If \(\overline{\mathrm{a}}, \overline{\mathrm{b}}, \overline{\mathrm{c}}\) are three vectors such that \(|\overline{\mathrm{a}}+\overline{\mathrm{b}}+\overline{\mathrm{c}}|=1\), \(\overline{\mathrm{c}}=\lambda(\overline{\mathrm{a}} \times \overline{\mathrm{b}})\) and \(|\overline{\mathrm{a}}|=\frac{1}{\sqrt{3}},|\overline{\mathrm{b}}|=\frac{1}{\sqrt{2}},|\overline{\mathrm{c}}|=\frac{1}{\sqrt{6}}\), then the angle between \(\bar{a}\) and \(\bar{b}\) is

Let \(\theta\) be the angle between \(\bar{a}\) and \(\bar{b}\).
\(
\begin{aligned}
& \text { Since } \overline{\mathrm{c}}=\lambda(\overline{\mathrm{a}} \times \overline{\mathrm{b}}) \\
& \Rightarrow \overline{\mathrm{c}} \perp \overline{\mathrm{a}}, \overline{\mathrm{c}} \perp \overline{\mathrm{b}} \\
& \Rightarrow \overline{\mathrm{c}} \cdot \overline{\mathrm{a}}=\overline{\mathrm{c}} \cdot \overline{\mathrm{b}}=0
\end{aligned}
\)
Now,
\( |\overline{\mathrm{a}}+\overline{\mathrm{b}}+\overline{\mathrm{c}}|=1 \)

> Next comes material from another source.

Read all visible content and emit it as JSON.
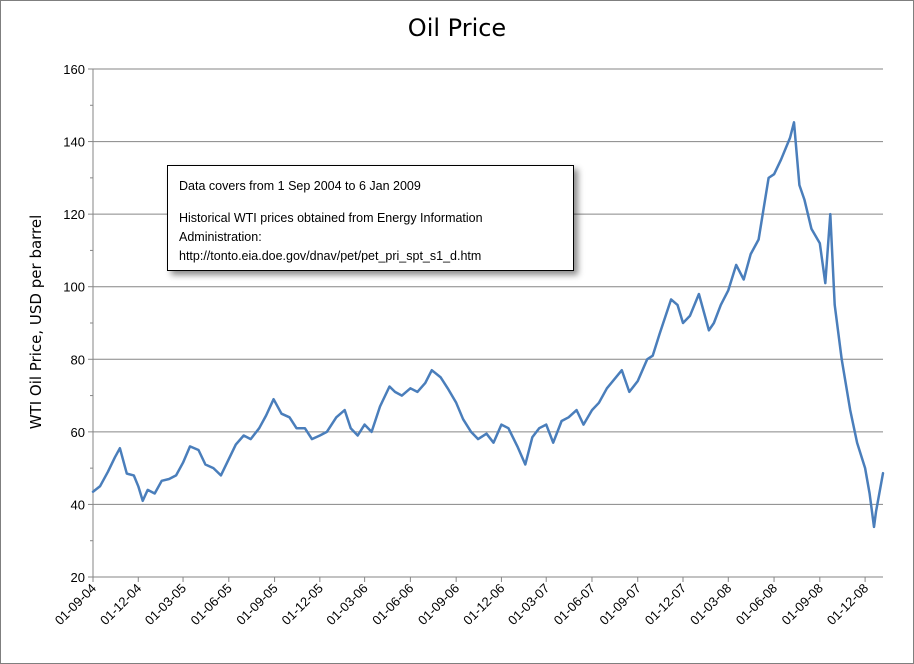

\( \Rightarrow|\overline{\mathrm{a}}+\overline{\mathrm{b}}+\overline{\mathrm{c}}|^2=1 \)
\( \Rightarrow|\overline{\mathrm{a}}|^2+|\overline{\mathrm{b}}|^2+|\overline{\mathrm{c}}|^2+2(\overline{\mathrm{a}} \cdot \overline{\mathrm{b}}+\overline{\mathrm{b}}\) \(\cdot \overline{\mathrm{c}}+\overline{\mathrm{c}} \cdot \overline{\mathrm{a}})=1 \)
\( \Rightarrow \frac{1}{3}+\frac{1}{2}+\frac{1}{6}+2\{|\overline{\mathrm{a}}||\overline{\mathrm{b}}| \cos \theta\}=1 \)
\( \Rightarrow \cos \theta=0 \)
\( \Rightarrow \theta=\frac{\pi}{2}\)